ただ、原作の『日日平安』に忠実に従って作っていれば『椿三十郎』のような面白さ
は出せなかったと思います。私が読んだ新潮文庫版に収録されている11編の中では
『ほたる放生』、『末っ子』、『橋の下』が好きです。

悪い男に騙されつづける女性の悲しさを描いた『ほたる放生』の物悲しさは読んでいて
とても辛いです。あまりにも辛いので部分的にしか読み返せません。

その点、『末っ子』は読後感のよい作品で何度も読み返しています。
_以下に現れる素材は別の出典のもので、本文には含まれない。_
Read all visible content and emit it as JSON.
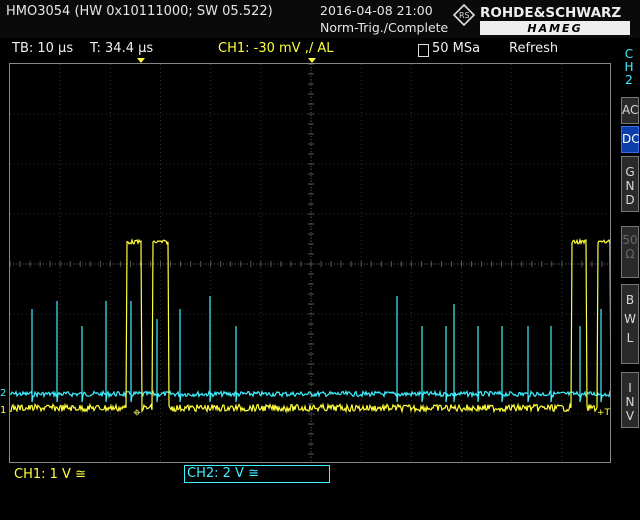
{
  "header": {
    "model_info": "HMO3054 (HW 0x10111000; SW 05.522)",
    "datetime": "2016-04-08 21:00",
    "trigger_status": "Norm-Trig./Complete",
    "brand_top": "ROHDE&SCHWARZ",
    "brand_bottom": "HAMEG"
  },
  "status": {
    "timebase": "TB: 10 µs",
    "trigger_time": "T: 34.4 µs",
    "ch1_trigger": "CH1: -30 mV ,/ AL",
    "sample_rate": "50 MSa",
    "acquisition_mode": "Refresh"
  },
  "side_menu": {
    "channel": [
      "C",
      "H",
      "2"
    ],
    "coupling_ac": "AC",
    "coupling_dc": "DC",
    "gnd": [
      "G",
      "N",
      "D"
    ],
    "impedance": [
      "50",
      "Ω"
    ],
    "bwl": [
      "B",
      "W",
      "L"
    ],
    "inv": [
      "I",
      "N",
      "V"
    ],
    "active": "DC"
  },
  "footer": {
    "ch1": "CH1: 1 V ≅",
    "ch2": "CH2: 2 V ≅"
  },
  "markers": {
    "ch2_ground": "2",
    "ch1_ground": "1",
    "trigger_right": "+T"
  },
  "colors": {
    "ch1": "#ffff3c",
    "ch2": "#3ff0ff",
    "grid": "#3a3a3a",
    "active_button": "#0b3ea8"
  }
}
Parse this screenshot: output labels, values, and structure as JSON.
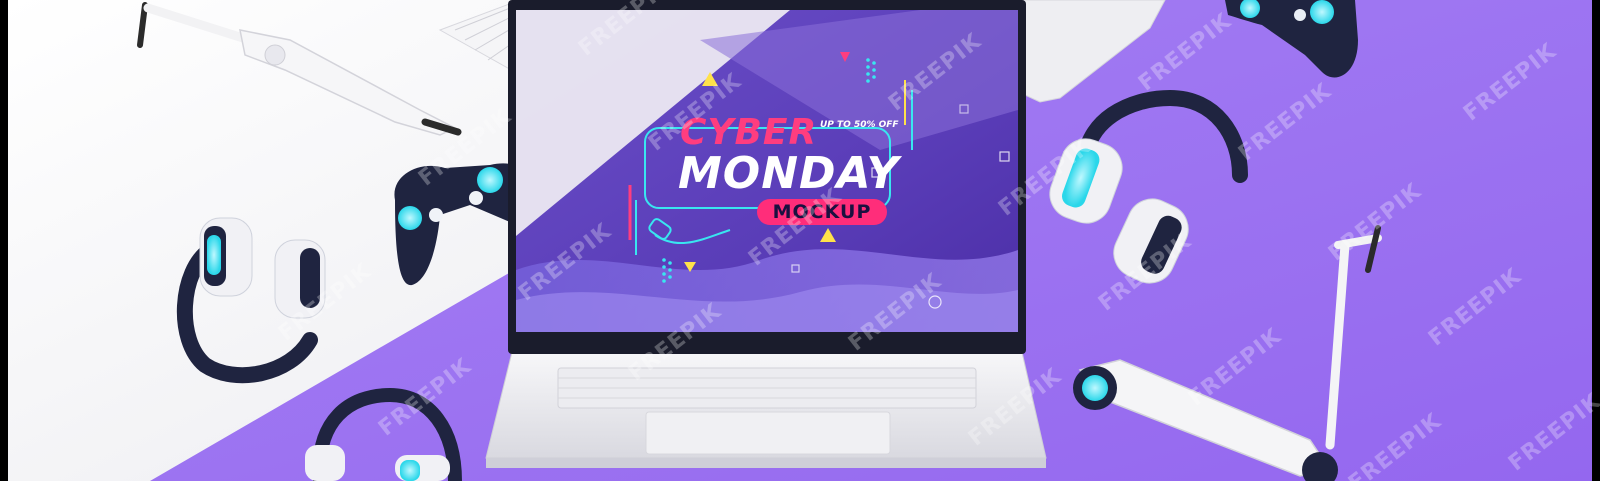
{
  "promo": {
    "headline_top": "CYBER",
    "headline_main": "MONDAY",
    "offer": "UP TO 50% OFF",
    "badge": "MOCKUP"
  },
  "watermark": "FREEPIK",
  "colors": {
    "purple_bg": "#9f76f2",
    "white_bg": "#f3f3f5",
    "accent_pink": "#ff2d7a",
    "accent_cyan": "#39e6f0",
    "device_dark": "#1f2440"
  },
  "objects": [
    "laptop",
    "keyboard",
    "tablet",
    "gamepad",
    "gamepad",
    "headphones",
    "headphones",
    "headphones",
    "scooter",
    "scooter"
  ]
}
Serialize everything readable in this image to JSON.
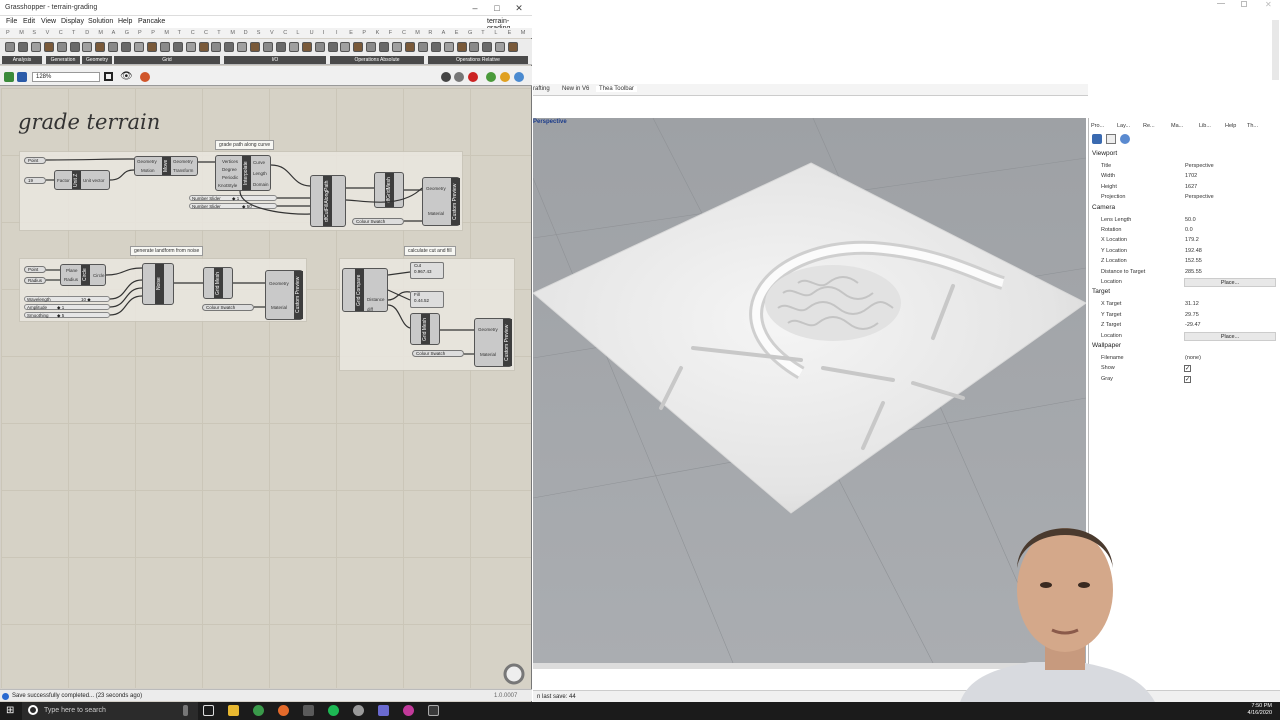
{
  "grasshopper": {
    "title": "Grasshopper - terrain-grading",
    "doc_name": "terrain-grading",
    "menu": [
      "File",
      "Edit",
      "View",
      "Display",
      "Solution",
      "Help",
      "Pancake"
    ],
    "tab_letters": [
      "P",
      "M",
      "S",
      "V",
      "C",
      "T",
      "D",
      "M",
      "A",
      "G",
      "P",
      "P",
      "M",
      "T",
      "C",
      "C",
      "T",
      "M",
      "D",
      "S",
      "V",
      "C",
      "L",
      "U",
      "I",
      "I",
      "E",
      "P",
      "K",
      "F",
      "C",
      "M",
      "R",
      "A",
      "E",
      "G",
      "T",
      "L",
      "E",
      "M"
    ],
    "ribbon_groups": [
      "Analysis",
      "Generation",
      "Geometry",
      "Grid",
      "I/O",
      "Operations Absolute",
      "Operations Relative"
    ],
    "zoom": "128%",
    "canvas_title": "grade terrain",
    "groups": {
      "g1_label": "grade path along curve",
      "g2_label": "generate landform from noise",
      "g3_label": "calculate cut and fill"
    },
    "components": {
      "point": "Point",
      "unitz": "Unit Z",
      "factor": "Factor",
      "unitvector": "Unit vector",
      "geometry": "Geometry",
      "motion": "Motion",
      "move": "Move",
      "transform": "Transform",
      "interpolate": "Interpolate",
      "vertices": "Vertices",
      "degree": "Degree",
      "periodic": "Periodic",
      "knotstyle": "KnotStyle",
      "curve": "Curve",
      "length": "Length",
      "domain": "Domain",
      "dfc": "dfCutFillAlongPath",
      "dfgrid": "dfGridMesh",
      "custompreview": "Custom Preview",
      "material": "Material",
      "colourswatch": "Colour Swatch",
      "numberslider": "Number Slider",
      "plane": "Plane",
      "radius": "Radius",
      "circle": "Circle",
      "noise": "Noise",
      "gridmesh": "Grid Mesh",
      "gridcompare": "Grid Compare",
      "wavelength": "Wavelength",
      "amplitude": "Amplitude",
      "smoothing": "Smoothing",
      "distance": "Distance",
      "cut": "Cut",
      "fill": "Fill",
      "diff": "diff",
      "val_19": "19",
      "val_1": "1",
      "val_10": "10",
      "val_ns1": "◆ 1",
      "val_ns50": "◆ 50",
      "val_one": "◆ 1",
      "val_five": "◆ 5",
      "val_ten": "10 ◆",
      "cut_val": "0.967.43",
      "fill_val": "0.44.52"
    },
    "status": "Save successfully completed... (23 seconds ago)",
    "version": "1.0.0007"
  },
  "rhino": {
    "view_tabs": [
      "rafting",
      "New in V6",
      "Thea Toolbar"
    ],
    "viewport_label": "Perspective",
    "status_left": "n last save: 44",
    "panel_tabs": [
      "Pro...",
      "Lay...",
      "Re...",
      "Ma...",
      "Lib...",
      "Help",
      "Th..."
    ],
    "viewport_section": "Viewport",
    "viewport_props": [
      [
        "Title",
        "Perspective"
      ],
      [
        "Width",
        "1702"
      ],
      [
        "Height",
        "1627"
      ],
      [
        "Projection",
        "Perspective"
      ]
    ],
    "camera_section": "Camera",
    "camera_props": [
      [
        "Lens Length",
        "50.0"
      ],
      [
        "Rotation",
        "0.0"
      ],
      [
        "X Location",
        "179.2"
      ],
      [
        "Y Location",
        "192.48"
      ],
      [
        "Z Location",
        "152.55"
      ],
      [
        "Distance to Target",
        "285.55"
      ],
      [
        "Location",
        "Place..."
      ]
    ],
    "target_section": "Target",
    "target_props": [
      [
        "X Target",
        "31.12"
      ],
      [
        "Y Target",
        "29.75"
      ],
      [
        "Z Target",
        "-29.47"
      ],
      [
        "Location",
        "Place..."
      ]
    ],
    "wallpaper_section": "Wallpaper",
    "wallpaper_props": [
      [
        "Filename",
        "(none)"
      ],
      [
        "Show",
        "✓"
      ],
      [
        "Gray",
        "✓"
      ]
    ]
  },
  "taskbar": {
    "search_placeholder": "Type here to search",
    "time": "7:50 PM",
    "date": "4/16/2020"
  }
}
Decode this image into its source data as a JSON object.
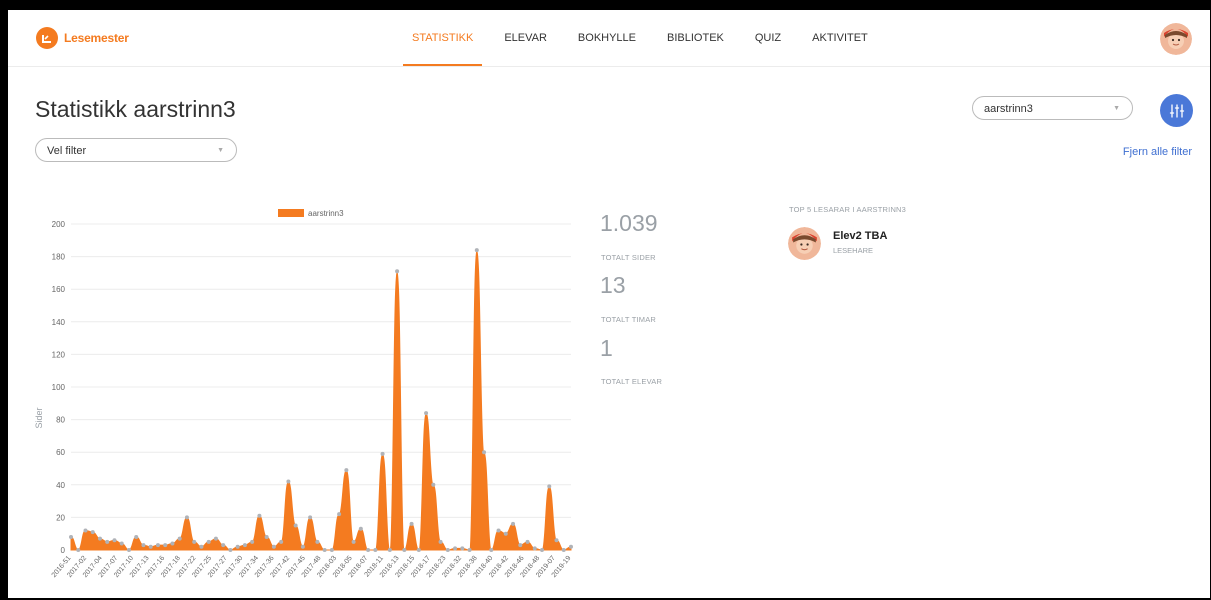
{
  "app": {
    "logo_text": "Lesemester"
  },
  "nav": {
    "items": [
      {
        "label": "STATISTIKK",
        "active": true
      },
      {
        "label": "ELEVAR",
        "active": false
      },
      {
        "label": "BOKHYLLE",
        "active": false
      },
      {
        "label": "BIBLIOTEK",
        "active": false
      },
      {
        "label": "QUIZ",
        "active": false
      },
      {
        "label": "AKTIVITET",
        "active": false
      }
    ]
  },
  "page": {
    "title": "Statistikk aarstrinn3",
    "grade_select": "aarstrinn3",
    "filter_select": "Vel filter",
    "clear_filters": "Fjern alle filter"
  },
  "stats": [
    {
      "value": "1.039",
      "label": "TOTALT SIDER"
    },
    {
      "value": "13",
      "label": "TOTALT TIMAR"
    },
    {
      "value": "1",
      "label": "TOTALT ELEVAR"
    }
  ],
  "top_readers": {
    "title": "TOP 5 LESARAR I AARSTRINN3",
    "items": [
      {
        "name": "Elev2 TBA",
        "level": "LESEHARE"
      }
    ]
  },
  "colors": {
    "accent": "#f47b20",
    "blue": "#4a78d8",
    "muted": "#9aa0a6"
  },
  "icons": {
    "filter": "sliders-icon",
    "logo": "logo-icon",
    "avatar": "user-avatar-icon"
  },
  "chart_data": {
    "type": "area",
    "legend": "aarstrinn3",
    "ylabel": "Sider",
    "ylim": [
      0,
      200
    ],
    "yticks": [
      0,
      20,
      40,
      60,
      80,
      100,
      120,
      140,
      160,
      180,
      200
    ],
    "xticklabels": [
      "2016-51",
      "2017-02",
      "2017-04",
      "2017-07",
      "2017-10",
      "2017-13",
      "2017-16",
      "2017-18",
      "2017-22",
      "2017-25",
      "2017-27",
      "2017-30",
      "2017-34",
      "2017-36",
      "2017-42",
      "2017-45",
      "2017-48",
      "2018-03",
      "2018-05",
      "2018-07",
      "2018-11",
      "2018-13",
      "2018-15",
      "2018-17",
      "2018-23",
      "2018-32",
      "2018-38",
      "2018-40",
      "2018-42",
      "2018-46",
      "2018-48",
      "2019-07",
      "2019-19"
    ],
    "values": [
      8,
      0,
      12,
      11,
      7,
      5,
      6,
      4,
      0,
      8,
      3,
      2,
      3,
      3,
      4,
      7,
      20,
      5,
      2,
      5,
      7,
      3,
      0,
      2,
      3,
      5,
      21,
      8,
      2,
      5,
      42,
      15,
      2,
      20,
      5,
      0,
      0,
      22,
      49,
      5,
      13,
      0,
      0,
      59,
      0,
      171,
      0,
      16,
      0,
      84,
      40,
      5,
      0,
      1,
      1,
      0,
      184,
      60,
      0,
      12,
      10,
      16,
      3,
      5,
      1,
      0,
      39,
      6,
      0,
      2
    ]
  }
}
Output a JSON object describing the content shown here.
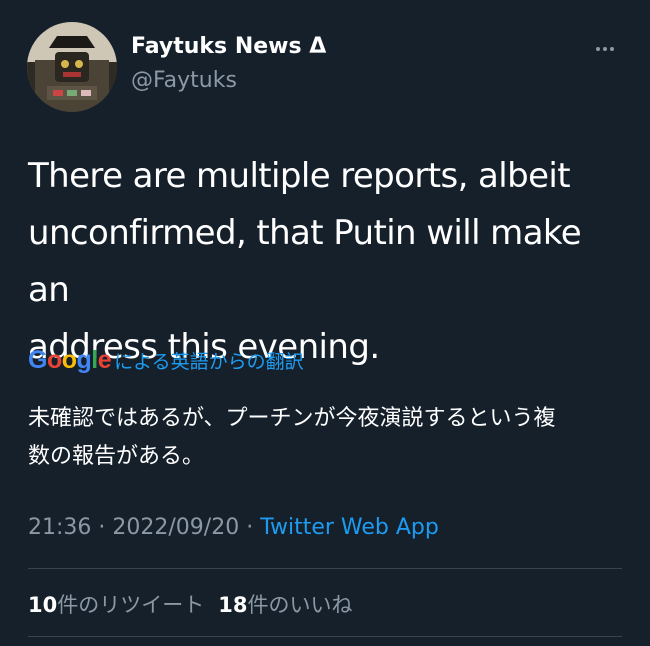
{
  "author": {
    "display_name": "Faytuks News Δ",
    "handle": "@Faytuks",
    "avatar_icon": "profile-avatar"
  },
  "more_icon": "more-horizontal-icon",
  "tweet": {
    "line1": "There are multiple reports, albeit",
    "line2": "unconfirmed, that Putin will make an",
    "line3": "address this evening."
  },
  "translation": {
    "logo": [
      "G",
      "o",
      "o",
      "g",
      "l",
      "e"
    ],
    "label": "による英語からの翻訳",
    "line1": "未確認ではあるが、プーチンが今夜演説するという複",
    "line2": "数の報告がある。"
  },
  "meta": {
    "time": "21:36",
    "sep1": " · ",
    "date": "2022/09/20",
    "sep2": " · ",
    "source": "Twitter Web App"
  },
  "stats": {
    "retweets_count": "10",
    "retweets_label": "件のリツイート",
    "likes_count": "18",
    "likes_label": "件のいいね"
  },
  "colors": {
    "background": "#15202b",
    "text": "#ffffff",
    "secondary": "#8b98a5",
    "link": "#1d9bf0",
    "divider": "#38444d"
  }
}
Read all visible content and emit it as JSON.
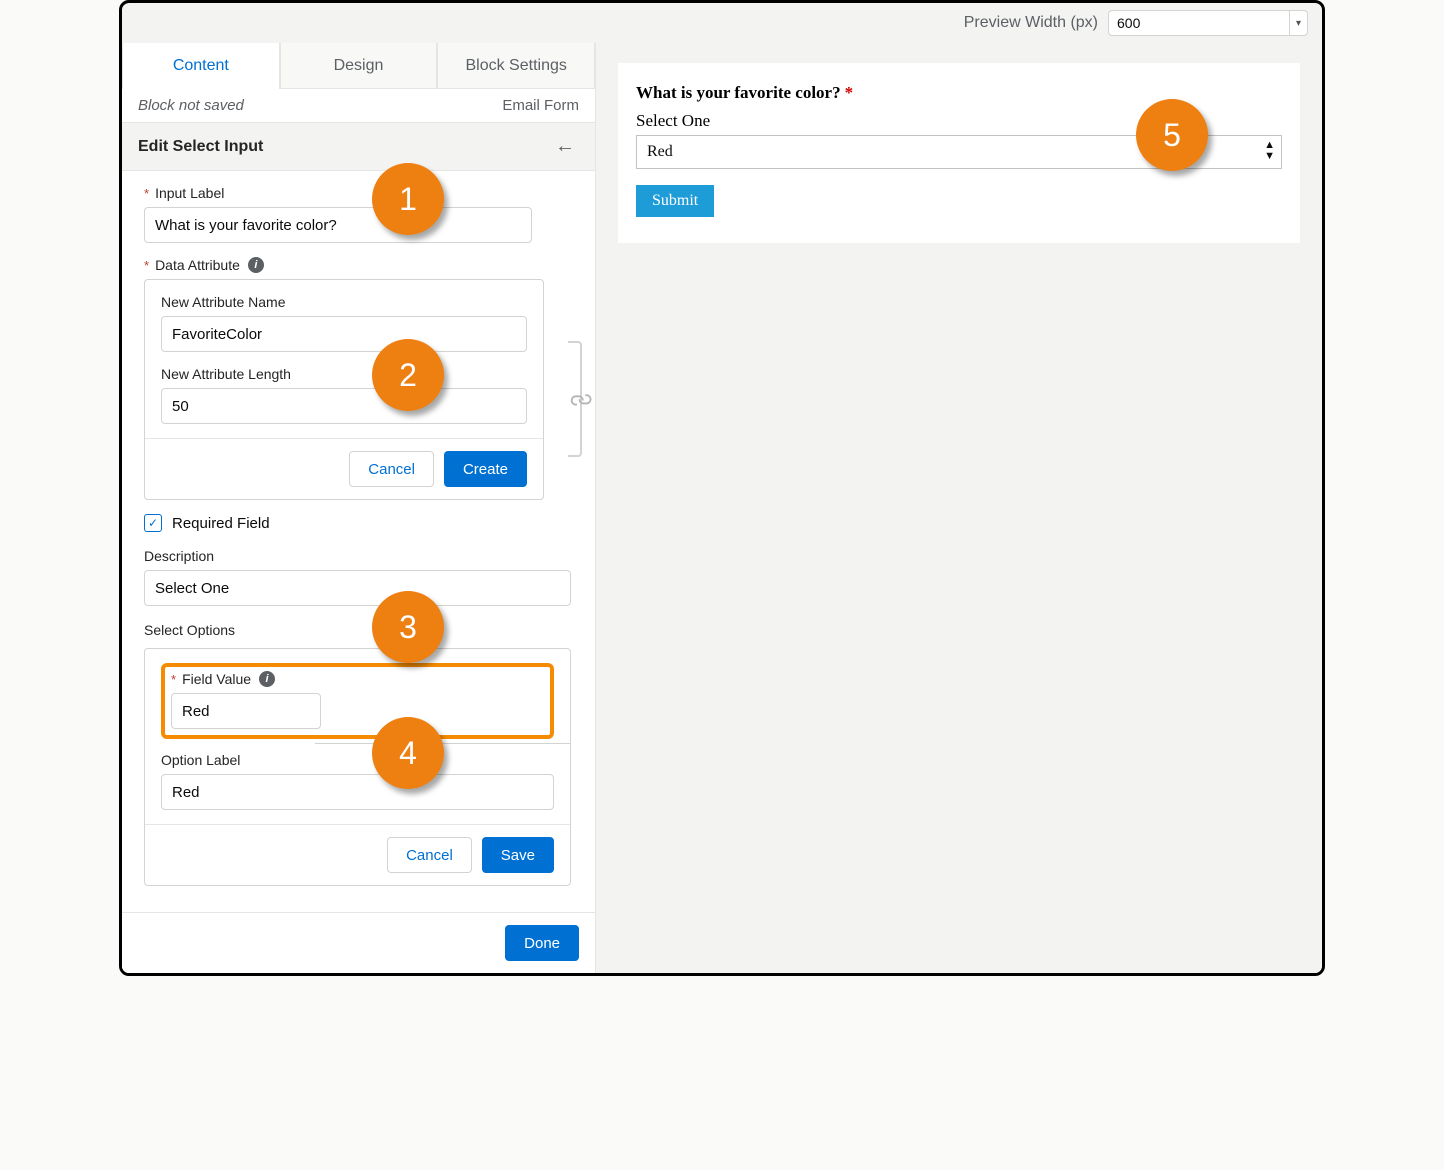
{
  "topbar": {
    "preview_width_label": "Preview Width (px)",
    "preview_width_value": "600"
  },
  "tabs": {
    "content": "Content",
    "design": "Design",
    "block_settings": "Block Settings"
  },
  "status": {
    "not_saved": "Block not saved",
    "block_type": "Email Form"
  },
  "panel": {
    "title": "Edit Select Input",
    "labels": {
      "input_label": "Input Label",
      "data_attribute": "Data Attribute",
      "new_attribute_name": "New Attribute Name",
      "new_attribute_length": "New Attribute Length",
      "required_field": "Required Field",
      "description": "Description",
      "select_options": "Select Options",
      "field_value": "Field Value",
      "option_label": "Option Label"
    },
    "values": {
      "input_label": "What is your favorite color?",
      "new_attribute_name": "FavoriteColor",
      "new_attribute_length": "50",
      "description": "Select One",
      "field_value": "Red",
      "option_label": "Red"
    },
    "buttons": {
      "cancel": "Cancel",
      "create": "Create",
      "save": "Save",
      "done": "Done"
    }
  },
  "preview": {
    "question": "What is your favorite color?",
    "description": "Select One",
    "selected": "Red",
    "submit": "Submit"
  },
  "callouts": {
    "c1": "1",
    "c2": "2",
    "c3": "3",
    "c4": "4",
    "c5": "5"
  }
}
最後の主人公の
爽やかな選択が気に入っています。

『橋の下』はとてもよいラストで読み終えてから清々しい気持ちになれました。

山本周五郎さんの作品を読むと必ずしみじみとした気分にさせられます。

読もうと思いながらも機会がなくて未だに『さぶ』、『青べか物語』などの代表作を
読めずにいます。

いつか山本周五郎さんの作品を全て読破できたらと思っています。

がんばれ元気 (1) (小学館文庫)

『がんばれ元気』は好きなボクシング漫画の内の一つです。

『がんばれ元気』、『あしたのジョー』、『はじめの一歩』が私の中での
3大ボクシング漫画です。

キャラクターが魅力的な『あしたのジョー』、ボクシング技術に裏打ちされた
試合が面白い『はじめの一歩』、ストーリーがよく出来た『がんばれ元気』と
各作品にはそれぞれ特長があります。

『がんばれ元気』は主人公、堀口元気が夢に向かって寄り道をすることなく進ん
でいくという話の軸が最後までぶれずにストーリーが展開されたのがよかった
です。

魅力的なキャラクターも多いのですが、残念ながらボクシングの試合自体の
面白さは他の2作品に比べると落ちてしまいます。
試合自体よりも試合が始まるまでのストーリーの方が面白いことが多いです。

主人公元気とプロのリングでただ一人だけ2回対戦した海道卓は強烈な印象を
残したキャラクターで、彼のエピソードは作品の中でも異彩を放っていました。

『あしたのジョー』のように再評価があまりされていないのがとても残念です。

作者の小山ゆうさんの絵柄は『がんばれ元気』の頃が一番好きです。